05/07/2020, 12:30 PM
Looks like issue with CSV reader. It is uploading -9223372036854776000 which id default Long value for these columns. I tried running this ExpressionTransformerTest with adding this as usecase that is working fine
Copy code
@Test
public void testDateTransformFromString() {
  Schema pinotSchema = new Schema();
  DimensionFieldSpec dimensionFieldSpec = new DimensionFieldSpec("StatusRecCreateTSInMillis", FieldSpec.DataType.LONG, true);
  dimensionFieldSpec.setTransformFunction("Groovy({new Date().parse('EEE MMM dd HH:mm:ss z yyyy', StatusRecModifyTS).getTime()}, StatusRecModifyTS)");

  pinotSchema.addField(dimensionFieldSpec);
  ExpressionTransformer expressionTransformer = new ExpressionTransformer(pinotSchema);

  GenericRow genericRow = new GenericRow();
  genericRow.putValue("StatusRecModifyTS", "Sun Apr 26 01:38:01 UTC 2020");
 // genericRow.putValue("StatusRecCreateTSInMillis", "1587865081000");


  // no transformation
  expressionTransformer.transform(genericRow);
  Assert.assertEquals(genericRow.getValue("StatusRecCreateTSInMillis"), 1587865081000L);

 /* pinotSchema = new Schema();
  TimeFieldSpec timeFieldSpec = new TimeFieldSpec(new TimeGranularitySpec(FieldSpec.DataType.LONG, TimeUnit.MILLISECONDS, "incoming"), new TimeGranularitySpec(
          <http://FieldSpec.DataType.INT|FieldSpec.DataType.INT>, TimeUnit.DAYS, "outgoing"));
  pinotSchema.addField(timeFieldSpec);
  expressionTransformer = new ExpressionTransformer(pinotSchema);

  genericRow = new GenericRow();
  genericRow.putValue("incoming", "123456789");
  genericRow.putValue("outgoing", "123");

  // no transformation
  expressionTransformer.transform(genericRow);
  Assert.assertEquals(genericRow.getValue("outgoing"), "123");*/
}
looks like CSVReader ignoring the expression..My guess
n

Neha Pawar

05/07/2020, 1:38 PM
Are you using latest code, or the release?
This is not available in release
It worked for me.

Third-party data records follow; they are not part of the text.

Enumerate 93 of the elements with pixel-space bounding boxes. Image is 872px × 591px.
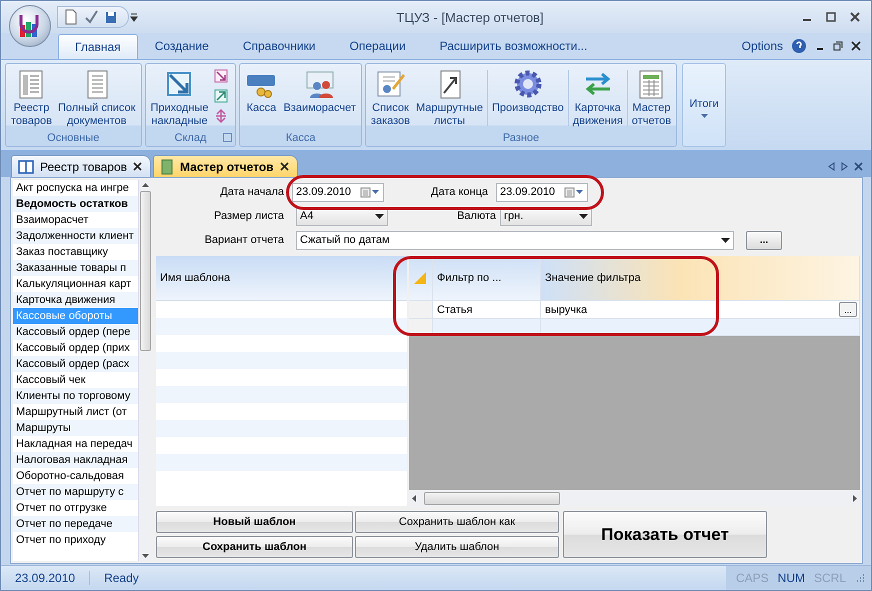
- corner-triangle-icon: [413, 271, 427, 285]
- calendar-dropdown-icon[interactable]: [360, 186, 380, 198]
- ribbon-tab[interactable]: Главная: [58, 34, 138, 59]
- template-button[interactable]: Сохранить шаблон: [156, 536, 353, 558]
- dropdown-arrow-icon[interactable]: [375, 214, 384, 218]
- restore-icon[interactable]: [833, 41, 843, 51]
- new-document-icon[interactable]: [64, 9, 78, 25]
- group-label: Основные: [47, 132, 100, 144]
- window-title: ТЦУЗ - [Мастер отчетов]: [395, 10, 545, 24]
- resize-grip-icon: [855, 573, 865, 583]
- save-icon[interactable]: [104, 9, 118, 25]
- tab-label: Мастер отчетов: [180, 160, 274, 174]
- totals-button[interactable]: Итоги: [682, 63, 726, 147]
- ribbon-tab[interactable]: Создание: [138, 33, 226, 59]
- arrow-box-icon[interactable]: [213, 88, 230, 104]
- document-icon: [160, 158, 174, 174]
- left-arrow-icon: [412, 494, 416, 502]
- options-menu[interactable]: Options: [742, 39, 783, 53]
- document-tab[interactable]: Реестр товаров: [11, 155, 151, 177]
- report-list-item[interactable]: Отчет по маршруту с: [13, 484, 138, 500]
- report-list-item[interactable]: Задолженности клиент: [13, 228, 138, 244]
- close-icon[interactable]: [280, 162, 289, 171]
- report-list-item[interactable]: Ведомость остатков: [13, 196, 138, 212]
- customize-arrow-icon[interactable]: [129, 12, 139, 22]
- report-list-item[interactable]: Кассовый ордер (расх: [13, 356, 138, 372]
- group-label: Касса: [286, 132, 316, 144]
- group-label: Разное: [502, 132, 540, 144]
- left-arrow-icon[interactable]: [828, 162, 835, 171]
- more-button[interactable]: ...: [839, 302, 857, 317]
- column-header: Фильтр по ...: [437, 272, 502, 284]
- close-icon[interactable]: [849, 11, 861, 23]
- right-arrow-icon: [853, 494, 857, 502]
- close-icon[interactable]: [851, 41, 861, 51]
- calendar-dropdown-icon[interactable]: [564, 186, 584, 198]
- ribbon-button[interactable]: Полный список документов: [54, 66, 138, 130]
- right-arrow-icon[interactable]: [841, 162, 848, 171]
- report-list-item[interactable]: Клиенты по торговому: [13, 388, 138, 404]
- field-label: Дата начала: [219, 186, 284, 198]
- column-header: Имя шаблона: [156, 256, 407, 301]
- report-list-item[interactable]: Налоговая накладная: [13, 452, 138, 468]
- template-button[interactable]: Сохранить шаблон как: [355, 511, 559, 533]
- status-message: Ready: [103, 571, 140, 585]
- report-list-item[interactable]: Карточка движения: [13, 292, 138, 308]
- ribbon-button[interactable]: Мастер отчетов: [628, 66, 674, 130]
- down-arrow-icon: [142, 554, 149, 558]
- field-label: Дата конца: [430, 186, 488, 198]
- checkmark-icon[interactable]: [84, 9, 98, 25]
- column-header: Значение фильтра: [545, 272, 641, 284]
- tab-label: Реестр товаров: [40, 160, 127, 174]
- up-arrow-icon: [142, 183, 149, 187]
- report-variant-dropdown[interactable]: Сжатый по датам: [296, 230, 734, 250]
- field-label: Вариант отчета: [204, 234, 284, 246]
- more-button[interactable]: ...: [746, 230, 782, 250]
- group-label: Склад: [174, 132, 206, 144]
- table-cell: выручка: [545, 304, 588, 316]
- ribbon-button[interactable]: Список заказов: [368, 66, 414, 130]
- maximize-icon[interactable]: [825, 11, 837, 23]
- dropdown-arrow-icon: [700, 114, 708, 118]
- horizontal-scrollbar[interactable]: [409, 490, 860, 506]
- report-list-item[interactable]: Отчет по передаче: [13, 516, 138, 532]
- ribbon-tab[interactable]: Операции: [332, 33, 423, 59]
- table-cell: Статья: [437, 304, 472, 316]
- report-list-item[interactable]: Кассовый ордер (пере: [13, 324, 138, 340]
- report-list-item[interactable]: Маршруты: [13, 420, 138, 436]
- app-logo-button[interactable]: [9, 5, 51, 47]
- dropdown-arrow-icon[interactable]: [579, 214, 588, 218]
- ribbon-button[interactable]: Маршрутные листы: [413, 66, 486, 130]
- show-report-button[interactable]: Показать отчет: [563, 511, 767, 558]
- field-label: Размер листа: [213, 210, 284, 222]
- report-list-item[interactable]: Заказанные товары п: [13, 260, 138, 276]
- ribbon-button[interactable]: Карточка движения: [570, 66, 626, 130]
- ribbon-tab[interactable]: Расширить возможности...: [422, 33, 604, 59]
- ribbon-button[interactable]: Касса: [242, 66, 280, 117]
- arrow-box-icon[interactable]: [213, 68, 230, 84]
- document-tab[interactable]: Мастер отчетов: [153, 155, 298, 177]
- date-field[interactable]: 23.09.2010: [292, 182, 384, 202]
- ribbon-button[interactable]: Производство: [489, 66, 567, 117]
- ribbon-tab[interactable]: Справочники: [226, 33, 333, 59]
- ribbon-button[interactable]: Взаиморасчет: [280, 66, 359, 117]
- status-date: 23.09.2010: [1, 571, 90, 585]
- field-label: Валюта: [456, 210, 496, 222]
- help-icon[interactable]: [791, 38, 807, 54]
- template-button[interactable]: Новый шаблон: [156, 511, 353, 533]
- ribbon-button[interactable]: Приходные накладные: [148, 66, 212, 130]
- vertical-scrollbar[interactable]: [138, 180, 152, 561]
- ribbon-button[interactable]: Реестр товаров: [8, 66, 55, 130]
- date-field[interactable]: 23.09.2010: [496, 182, 588, 202]
- key-indicator: NUM: [778, 571, 805, 585]
- book-icon: [18, 160, 34, 174]
- template-button[interactable]: Удалить шаблон: [355, 536, 559, 558]
- close-icon[interactable]: [133, 162, 142, 171]
- dropdown-arrow-icon[interactable]: [721, 238, 730, 242]
- gear-icon: [512, 68, 544, 100]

I was using latest code
r

Ranveer Singh

05/07/2020, 2:52 PM
I am using the latest code.. And deployed locally
but i build last week..'
let me take the latest and rebuild and try
n

Neha Pawar

05/07/2020, 3:21 PM
hmm last week's code should have had it.. anyway, latest will work. even i tried using docker which is 1 week ago's code, and it didnt work for me. When i moved to latest code locally, it worked
r

Ranveer Singh

05/07/2020, 4:05 PM
let me check..
do you any specific branch where latest code are there
n

Neha Pawar

05/07/2020, 4:47 PM
no, just the latest master
r

Ranveer Singh

05/07/2020, 4:47 PM
i see i have taken master
ok thanks
n

Neha Pawar

05/08/2020, 4:44 PM
did it work?
r

Ranveer Singh

05/11/2020, 10:50 AM
Yes it worked.. Thank you for late response